I especially like his first point, about the moralizing. For about 20 years MLB went through what is now known as the “steroid era,” where many players took Human Growth Hormone (HGH) to get bigger and stronger and recover faster from injuries, and the result was the greatest offensive era in major league history. Naturally (or unnaturally, depending on how you choose to look at it), dudes were tearing the fucking cover off the ball and hitting a shitload of home runs. This is when Mark McGwire and Sammy Sosa set the big league record for homers in a season, which was later bested by Barry Bonds. After the strike over the collective bargaining agreement in 1994, MLB had a public relations shitstorm on their hands, so both the league and its sports writers turned a blind eye at what they already knew was happening when all the home run records were being set: Players were doing it unnaturally.
And neither the league nor the writers chose to say a damn thing about it, because it was positive attention for the league. By 1999 when McGwire and Sosa went on their home run binge, it can be argued that the popularity of the sport was at an all-time high.
However, in 2008 (I think it was), MLB decided to start cracking down on steroids and HGH, and all of a sudden the sports writers tagged along. Rather than celebrating all the records that were being broken, they began calling into question the integrity of the players who were setting them.
It was no longer a debate over talent, but, rather, if you did steroids you were a bad person, and if you didn’t then you deserve love and admiration.

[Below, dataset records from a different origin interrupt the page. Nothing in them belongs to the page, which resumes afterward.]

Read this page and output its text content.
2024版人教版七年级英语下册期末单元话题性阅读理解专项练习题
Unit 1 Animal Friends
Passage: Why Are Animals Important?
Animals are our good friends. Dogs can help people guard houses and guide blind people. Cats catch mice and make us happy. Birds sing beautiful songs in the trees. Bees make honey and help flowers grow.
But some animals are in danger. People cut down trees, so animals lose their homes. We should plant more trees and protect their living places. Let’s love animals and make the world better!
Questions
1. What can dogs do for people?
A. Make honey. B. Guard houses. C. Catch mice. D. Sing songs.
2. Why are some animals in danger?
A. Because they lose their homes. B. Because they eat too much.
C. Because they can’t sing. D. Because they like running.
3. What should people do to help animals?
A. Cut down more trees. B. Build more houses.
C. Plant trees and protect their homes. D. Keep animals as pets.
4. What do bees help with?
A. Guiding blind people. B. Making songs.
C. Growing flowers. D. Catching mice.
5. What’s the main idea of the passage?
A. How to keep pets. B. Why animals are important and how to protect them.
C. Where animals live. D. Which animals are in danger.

The truth is, baseball players are human just like you and me. We’ve all done terrible shit, and we’ve all done good deeds when no one was watching. The people voting on who should and should not be in the Hall of Fame have decided that players like Barry Bonds and Mark McGwire and Sammy Sosa are not human, that they possess less moral fortitude than they themselves do, and that they are above the common fan.

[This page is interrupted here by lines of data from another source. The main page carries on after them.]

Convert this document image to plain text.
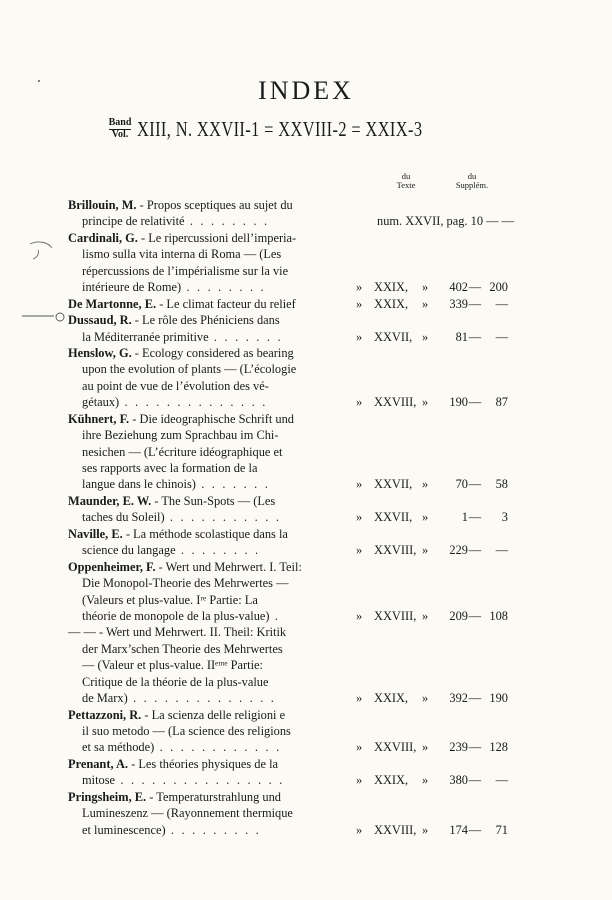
INDEX
Band
Vol. XIII, N. XXVII-1 = XXVIII-2 = XXIX-3
du
Texte
du
Supplém.
Brillouin, M. - Propos sceptiques au sujet du
principe de relativité . . . . . . . .	num. XXVII, pag. 10 — —
Cardinali, G. - Le ripercussioni dell’imperia-
lismo sulla vita interna di Roma — (Les
répercussions de l’impérialisme sur la vie
intérieure de Rome) . . . . . . . .	» XXIX, » 402— 200
De Martonne, E. - Le climat facteur du relief	» XXIX, » 339— —
Dussaud, R. - Le rôle des Phéniciens dans
la Méditerranée primitive . . . . . . .	» XXVII, » 81— —
Henslow, G. - Ecology considered as bearing
upon the evolution of plants — (L’écologie
au point de vue de l’évolution des vé-
gétaux) . . . . . . . . . . . . . .	» XXVIII, » 190— 87
Kühnert, F. - Die ideographische Schrift und
ihre Beziehung zum Sprachbau im Chi-
nesichen — (L’écriture idéographique et
ses rapports avec la formation de la
langue dans le chinois) . . . . . . .	» XXVII, » 70— 58
Maunder, E. W. - The Sun-Spots — (Les
taches du Soleil) . . . . . . . . . . .	» XXVII, »	1— 3
Naville, E. - La méthode scolastique dans la
science du langage . . . . . . . .	» XXVIII, » 229— —
Oppenheimer, F. - Wert und Mehrwert. I. Teil:
Die Monopol-Theorie des Mehrwertes —
(Valeurs et plus-value. Iʳᵉ Partie: La
théorie de monopole de la plus-value) .	» XXVIII, » 209— 108
— — - Wert und Mehrwert. II. Theil: Kritik
der Marx’schen Theorie des Mehrwertes
— (Valeur et plus-value. IIᵉᵐᵉ Partie:
Critique de la théorie de la plus-value
de Marx) . . . . . . . . . . . . . .	» XXIX, » 392— 190
Pettazzoni, R. - La scienza delle religioni e
il suo metodo — (La science des religions
et sa méthode) . . . . . . . . . . . .	» XXVIII, » 239— 128
Prenant, A. - Les théories physiques de la
mitose . . . . . . . . . . . . . . . .	» XXIX, » 380— —
Pringsheim, E. - Temperaturstrahlung und
Lumineszenz — (Rayonnement thermique
et luminescence) . . . . . . . . .	» XXVIII, » 174— 71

Dan Le Batard, meanwhile, knew exactly what he was doing by giving his vote to Deadspin, or, “the fans,” as it were. He knew he would get his vote taken away from him, and he knew the pompous, sanctimonious fraternity of sports writers would all team up and shit on him for being an arrogant bastard. And by arrogant bastard, I mean he selflessly gave his vote away to fans, even though he knew there would be a heavy media backlash against him.
It’s 2014 for god’s sake. So why the hell are we still allowing a flawed system based primarily on a bunch of baseball writers — who are flawed just like everyone else in the world — to dictate who is and isn’t a good enough person to be in their precious Hall of Fame?

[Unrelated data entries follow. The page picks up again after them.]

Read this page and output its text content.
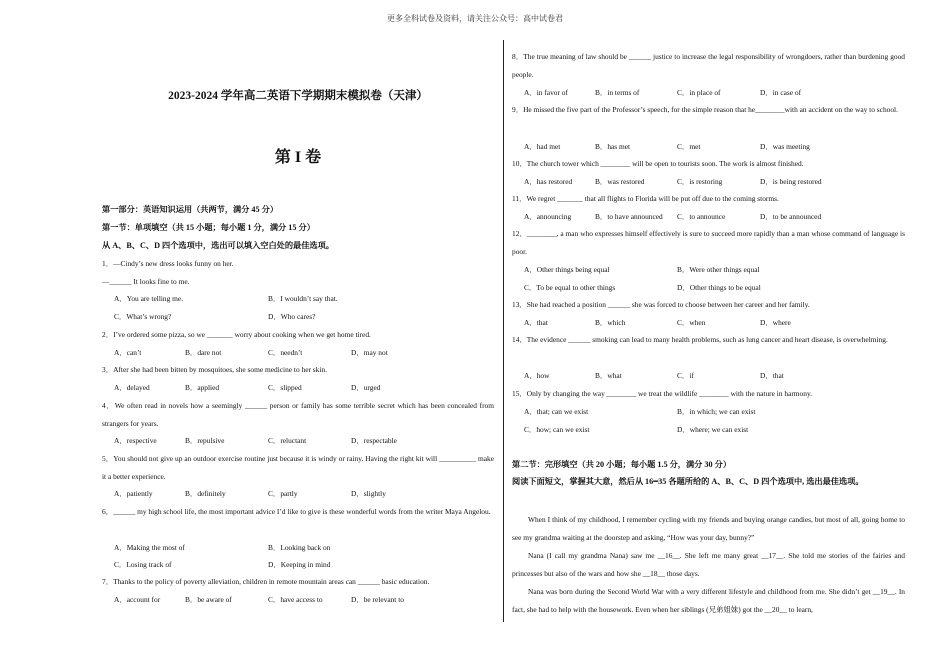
更多全科试卷及资料，请关注公众号：高中试卷君
2023-2024 学年高二英语下学期期末模拟卷（天津）
第 I 卷
第一部分：英语知识运用（共两节，满分 45 分）
第一节：单项填空（共 15 小题；每小题 1 分，满分 15 分）
从 A、B、C、D 四个选项中，选出可以填入空白处的最佳选项。
1．—Cindy’s new dress looks funny on her.
—______ It looks fine to me.
A．You are telling me.	B．I wouldn’t say that.
C．What’s wrong?	D．Who cares?
2．I’ve ordered some pizza, so we _______ worry about cooking when we get home tired.
A．can’t	B．dare not	C．needn’t	D．may not
3．After she had been bitten by mosquitoes, she some medicine to her skin.
A．delayed	B．applied	C．slipped	D．urged
4．We often read in novels how a seemingly ______ person or family has some terrible secret which has been concealed from strangers for years.
A．respective	B．repulsive	C．reluctant	D．respectable
5．You should not give up an outdoor exercise routine just because it is windy or rainy. Having the right kit will __________ make it a better experience.
A．patiently	B．definitely	C．partly	D．slightly
6．______ my high school life, the most important advice I’d like to give is these wonderful words from the writer Maya Angelou.
A．Making the most of	B．Looking back on
C．Losing track of	D．Keeping in mind
7．Thanks to the policy of poverty alleviation, children in remote mountain areas can ______ basic education.
A．account for	B．be aware of	C．have access to	D．be relevant to
8．The true meaning of law should be ______ justice to increase the legal responsibility of wrongdoers, rather than burdening good people.
A．in favor of	B．in terms of	C．in place of	D．in case of
9．He missed the five part of the Professor’s speech, for the simple reason that he________with an accident on the way to school.
A．had met	B．has met	C．met	D．was meeting
10．The church tower which ________ will be open to tourists soon. The work is almost finished.
A．has restored	B．was restored	C．is restoring	D．is being restored
11．We regret _______ that all flights to Florida will be put off due to the coming storms.
A．announcing	B．to have announced C．to announce	D．to be announced
12．________, a man who expresses himself effectively is sure to succeed more rapidly than a man whose command of language is poor.
A．Other things being equal	B．Were other things equal
C．To be equal to other things	D．Other things to be equal
13．She had reached a position ______ she was forced to choose between her career and her family.
A．that	B．which	C．when	D．where
14．The evidence ______ smoking can lead to many health problems, such as lung cancer and heart disease, is overwhelming.
A．how	B．what	C．if	D．that
15．Only by changing the way ________ we treat the wildlife ________ with the nature in harmony.
A．that; can we exist	B．in which; we can exist
C．how; can we exist	D．where; we can exist
第二节：完形填空（共 20 小题；每小题 1.5 分，满分 30 分）
阅读下面短文，掌握其大意，然后从 16━35 各题所给的 A、B、C、D 四个选项中, 选出最佳选项。
When I think of my childhood, I remember cycling with my friends and buying orange candies, but most of all, going home to see my grandma waiting at the doorstep and asking, “How was your day, bunny?”
Nana (I call my grandma Nana) saw me __16__. She left me many great __17__. She told me stories of the fairies and princesses but also of the wars and how she __18__ those days.
Nana was born during the Second World War with a very different lifestyle and childhood from me. She didn’t get __19__. In fact, she had to help with the housework. Even when her siblings (兄弟姐妹) got the __20__ to learn,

I’m not a huge fan of change, in general. I like the same shaving cream to shave my face with, the same toothpaste, and I still tie my shoes and wipe my ass the same way I always have. That type of change is unnecessary. But where there’s a problem, what then?
Change is the only constant in this world, so MLB needs to start moving along with the times instead of pretending it’s still 1927.
To pompous and sanctimonious, why don’t we add cerebrally ossified? It’s been maddening for 10 years now they have acted completely obliviously to the fact they had developed a logjam, for the probable steroid reasons, where the number of eligible people had diluted the vote to the point where critical mass of 75% was impossible for all but the most obvious newly eligible. To not allow voters 20 or 25 votes, if only temporarily, is to cause a lot of deserving people to get screwed. So they cavalierly watch the slow death of players’ eligibility despite constant complaint of voters leaving numerous players off, and what’s their solution? Decrease eligibility from 15 years to 10! Oh that’ll fix it! Kill ’em off and it’ll all be fine!
Now I’ll admit to being taken for a ride by steroids; chasing homers (that’s me catching Bonds’ 64th first thing after the piece on the World Trade in Burns’ Bottom of the Tenth). I firmly believe the playing field should be level, but for the reasons you stated I wouldn’t have a problem if someone voted for a user – if he set the bar higher to account for the advantage.
But these arrogant pinheads have really bungled it, and the commentators I consider pretty good should be raising hell on these points.